Требования Сука облекались в самую конкретную форму и имели строгий, определенный адрес. Поэтому каждый артист чувствовал, что в данный момент дирижер обращается именно к нему. Вячеслав Иванович хорошо знал природу каждого инструмента, его возможности, но он также хорошо знал каждого исполнителя. В первых тактах «Царской невесты» он требовал от валторн pianissimo. Когда один из валторнистов решился сказать, что он не может дать большего piano, Сук резко возразил: «Неправда, можете!» Помню репетицию «Полета валькирий». Играли — уж чего лучше!

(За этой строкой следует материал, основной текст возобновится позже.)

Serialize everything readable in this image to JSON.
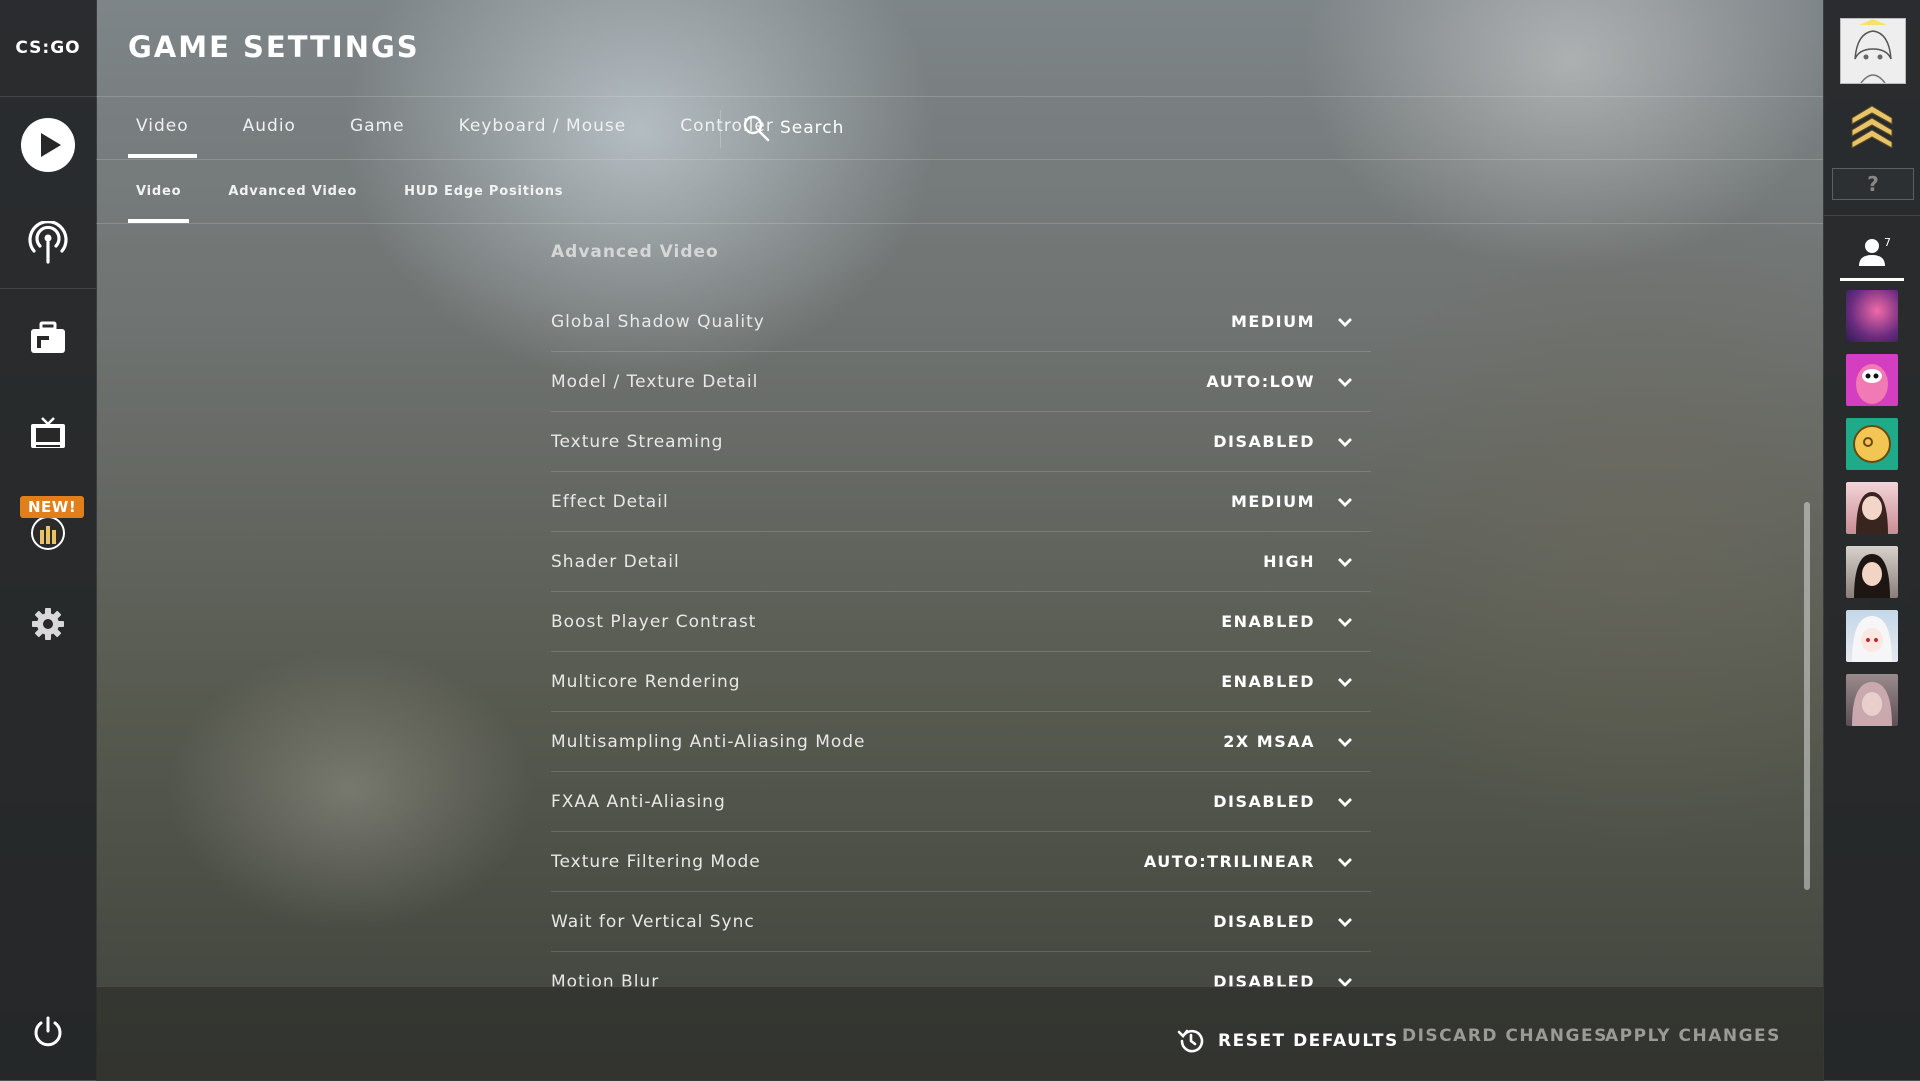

Вдруг внезапная остановка: fp не делается, или почти не делается. Со стороны Вячеслава Ивановича это вызвало не замечание, а негодование, — ведь нюанс указан в нотах и мог быть прочитан во взмахе дирижера. Он считал (наверное, справедливо!), что по такому поводу заминок вообще не должно быть. После любой остановки Сук называл букву или цифру и мгновенно же делал взмах, не давая никому опомниться. Он никогда не начинал «с запасом», после остановки репетиция продолжалась именно с того места, которое послужило для него поводом замечания. Поэтому нетрудно было подготовиться к вступлению еще во время остановки. (Сейчас дело обстоит не так: сейчас назвав букву, надо обежать взглядом восемьдесят пар глаз, убедиться, что все они, в том числе и самые мечтательные, нашли требуемое место, лишь тогда можно взмахнуть…).

Музыканты всегда были озабочены вопросами строя и еще до начала репетиции подстраивали все «критические места». Поэтому как правило оркестр хорошо строил. Если же случалось, что в каком-нибудь аккорде появлялась хотя бы малейшая фальшь, Вячеслав Иванович не останавливаясь, протягивал руку к инструменту— источнику неточности и говорил: «выше фа-диез, ниже ля». Это делалось мгновенно, как только возникал аккорд, без всяких колебаний и поисков. У него был не просто великолепный слух, а специфически дирижерский слух, говоря по-современному — «стереофонический слух».

Во время репетиций, а также дирижируя спектаклем или концертом, Сук часто смотрел в партитуру. Долгое время я обманывался, полагая, что у него не очень хорошая память. Тем больше было мое изумление, когда обнаружилось, что все партитуры, о которых я заговаривал с Вячеславом Ивановичем, он превосходно знает наизусть, называя страницы, буквы, помня, что на каких строчках расположено и т. д. А дирижируя спектаклем или концертом, он всегда был очень озабочен, чтоб вовремя перевернуть страницу. Странно!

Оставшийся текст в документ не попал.